言葉の救はれ・時代と文學

言葉は道具であるなら、もつとそれを使ひこなせるやうに、こちらを磨く必要がある。日常生活の言葉遣ひを吟味し、言葉に学ばう。

冲方丁『麒麟児』を讀む

2019年08月14日 18時25分09秒 | 評論・評伝
麒麟児
冲方 丁
KADOKAWA

 私としてはたいへんに珍しく歴史小説を讀んだ。冲方は『光圀伝』『天地明察』で知られる作家である。家内の方がファンで、この本も先に家内が読んでゐる。読後の感想はほぼ一緒だつた。

 本書を讀むきつかけは教へ子から冲方の新著が出ましたけど読んだかとの問ひ合はせがあつたことによる。以前『光圀伝』を紹介したのだが、それをたいへん気に入り、それ以来冲方のファンになつたやうだ。本書は勝海舟と西郷隆盛といふ二人の麒麟児(才能が優れてゐて、将来が期待される少年)の話だから、これまでにもいろいろなメディアで二人の話は讀んだり見たりしてきた。その作者がどちらの側に立つかで、あるいは佐幕派か勤皇派かでも描き方は変はるが、両者とも傑物であることに変はりはない。江藤淳のやうに若いころは勝の立場に傾倒し、晩年は西郷に心を寄せるやうになるといふ変化が起きるのも、当代一流の文藝評論家をしてもその年齢に応じて見方を変へざるを得ないほどの魅力をこの二人が内包してゐるといふことであらう。

 江藤淳を引き合ひに出すのであれば、さて福田恆存はこの二人をどう見てゐたのだらうか、今すぐに思ひ出せないが、何かの感想はお持ちであつたはずである。

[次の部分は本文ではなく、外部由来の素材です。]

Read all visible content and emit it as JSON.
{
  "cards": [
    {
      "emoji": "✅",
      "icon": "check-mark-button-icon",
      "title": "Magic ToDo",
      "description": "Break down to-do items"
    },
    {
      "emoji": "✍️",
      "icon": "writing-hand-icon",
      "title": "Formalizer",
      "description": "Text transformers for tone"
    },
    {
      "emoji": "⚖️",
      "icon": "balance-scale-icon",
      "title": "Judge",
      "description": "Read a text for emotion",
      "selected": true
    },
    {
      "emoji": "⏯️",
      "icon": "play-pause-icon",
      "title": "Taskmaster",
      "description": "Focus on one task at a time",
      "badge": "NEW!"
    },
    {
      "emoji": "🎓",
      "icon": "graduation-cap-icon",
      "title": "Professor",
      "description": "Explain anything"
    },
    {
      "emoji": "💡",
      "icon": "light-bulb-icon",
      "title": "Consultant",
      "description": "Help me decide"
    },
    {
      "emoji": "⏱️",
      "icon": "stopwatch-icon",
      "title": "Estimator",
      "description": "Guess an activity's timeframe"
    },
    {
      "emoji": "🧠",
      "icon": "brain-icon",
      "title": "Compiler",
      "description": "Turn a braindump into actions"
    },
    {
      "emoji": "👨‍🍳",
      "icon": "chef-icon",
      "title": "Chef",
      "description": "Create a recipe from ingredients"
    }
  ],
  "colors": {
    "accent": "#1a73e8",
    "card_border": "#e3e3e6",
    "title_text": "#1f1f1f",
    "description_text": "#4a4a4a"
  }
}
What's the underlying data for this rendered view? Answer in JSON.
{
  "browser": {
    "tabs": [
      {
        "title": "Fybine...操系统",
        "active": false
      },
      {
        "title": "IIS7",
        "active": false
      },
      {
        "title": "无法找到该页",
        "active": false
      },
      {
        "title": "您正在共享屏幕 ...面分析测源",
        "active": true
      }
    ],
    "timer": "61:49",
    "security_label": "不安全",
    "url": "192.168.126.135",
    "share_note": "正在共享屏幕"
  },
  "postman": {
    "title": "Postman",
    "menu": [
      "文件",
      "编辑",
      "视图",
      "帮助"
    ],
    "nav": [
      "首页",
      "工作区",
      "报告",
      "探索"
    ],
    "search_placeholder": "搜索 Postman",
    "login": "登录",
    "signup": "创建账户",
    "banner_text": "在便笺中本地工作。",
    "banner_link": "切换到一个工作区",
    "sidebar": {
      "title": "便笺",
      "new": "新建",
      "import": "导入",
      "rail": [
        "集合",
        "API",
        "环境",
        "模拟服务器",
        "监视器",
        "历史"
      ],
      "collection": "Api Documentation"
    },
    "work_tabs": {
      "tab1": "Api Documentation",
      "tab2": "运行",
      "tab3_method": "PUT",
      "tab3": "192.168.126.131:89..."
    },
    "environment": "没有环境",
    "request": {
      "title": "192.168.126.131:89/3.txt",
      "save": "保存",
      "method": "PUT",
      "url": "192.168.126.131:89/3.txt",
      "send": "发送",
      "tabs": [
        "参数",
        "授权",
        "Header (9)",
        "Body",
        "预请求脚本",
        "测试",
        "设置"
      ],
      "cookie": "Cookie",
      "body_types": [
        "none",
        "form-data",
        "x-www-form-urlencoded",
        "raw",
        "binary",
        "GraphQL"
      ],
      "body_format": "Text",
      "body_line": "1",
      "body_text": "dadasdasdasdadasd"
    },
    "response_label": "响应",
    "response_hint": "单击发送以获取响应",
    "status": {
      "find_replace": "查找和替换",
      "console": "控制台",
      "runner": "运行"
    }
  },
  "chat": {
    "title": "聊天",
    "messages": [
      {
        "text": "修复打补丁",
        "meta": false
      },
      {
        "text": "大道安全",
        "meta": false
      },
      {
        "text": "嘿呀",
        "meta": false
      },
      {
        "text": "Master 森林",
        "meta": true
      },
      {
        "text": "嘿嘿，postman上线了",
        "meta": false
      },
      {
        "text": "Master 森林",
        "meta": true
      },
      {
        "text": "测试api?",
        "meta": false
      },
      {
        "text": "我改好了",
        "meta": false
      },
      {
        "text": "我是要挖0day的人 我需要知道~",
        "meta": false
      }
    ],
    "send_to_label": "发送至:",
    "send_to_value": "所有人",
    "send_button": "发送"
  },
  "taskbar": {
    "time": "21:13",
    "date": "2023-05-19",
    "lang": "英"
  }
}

 この小説であるが、300頁ほどで描き切るには話題が多すぎる。だから、感想としては「長いあらすぢを讀んだ」そんな読後感である。張り詰めた場面の連続であるがために、どこの場面も同じく重いもので、それらが次々と描かれていくから速度の速い乗り物に乗つて道を急いだといふ感じなのである。それほどに二人が生きた時代が激動してゐたといふことなのだらう。作者がそれを伝へるためにかういふ趣向にしたのかどうかは分からないが、私にはさう思へた。これを5冊ぐらゐの文章で書くことも、この作家なら可能であらうが、それは今日の出版業界が許さないといふこともあるだらうし、二人の生き方の激しさやそれに伴ふやり切れなさや疲労感は、きつと滲み出てこないだらう。じつくりと描く代はりに大事な感触を失つてしまふものになつたのではないか。したがつて、これはこれで良いのだらうと読者の一人としては感じる。

 それにしても、この二人の人物は明治新政府の成立にとつて欠くことのできない存在でありながら、自ら身を引く道を選んでいつた。それゆゑに日本が近代化の遠心力にばらばらにならずに済んだのである。身を捨てて日本を生かす人がゐたといふことである。そのことを改めて感じた。

 先日、友人から「前田さんは、日本近代150年の欺瞞を話されてゐるが、そのところを結論だけでなく精緻に書いてほしい」と言はれた。私にはもとよりその直観(あるいは直感か!)以上の根拠を明示することは能力的に無理だと弁明したが、絶対者のゐない日本の近代が似非であることは今も否定する気はない。しかし、そんな問題意識などないながら日本の近代を何とか成立させようとした二人の傑物がゐた。そのことを迂闊にも失念してゐたことを本書によつて知らされた。しかし、我田引水に言へば、彼らの苦労がそれでも空しいのは(「空しい」などと書くと相当な批判を受けると思ふが)、それをきちんと受け止める絶対者がゐなかつたからである。会津の戦争に悲しみがあるのも、それ以上に西郷の戦争に悲しみがあるのも、そして大久保の死が痛ましいのも、それゆゑである。彼らはいづれも無念で終はつてしまひ、歴史の悲しみを日本の近代に浸潤させた。しかし、その土台を私たちは受け継ぐことができないのである。これが近代の欺瞞の紛れもない証左なのである。

 ハムレットにはホレーショーがゐた。もしホレーショーがゐなければ、『ハムレット』は成立しなかつたであらう。そして400年の間それを正統なる悲劇として私たちに印象付けることはできなかつたであらう。シェイクスピアなど持ち出して何を言ふかと訝しがる人もゐると思ふが、日本の近代が悲しすぎるのは、それが「未完」であるのは、それをきちんと受け止める存在がゐないからである。

 この辺りを起点に「日本近代150年の欺瞞」を書き出すことができるかもしれない。そしてもし福田恆存が二人の人物にて触れてゐないとすれば、その触れてゐないといふことが大事なメッセージのやうに思へるのである。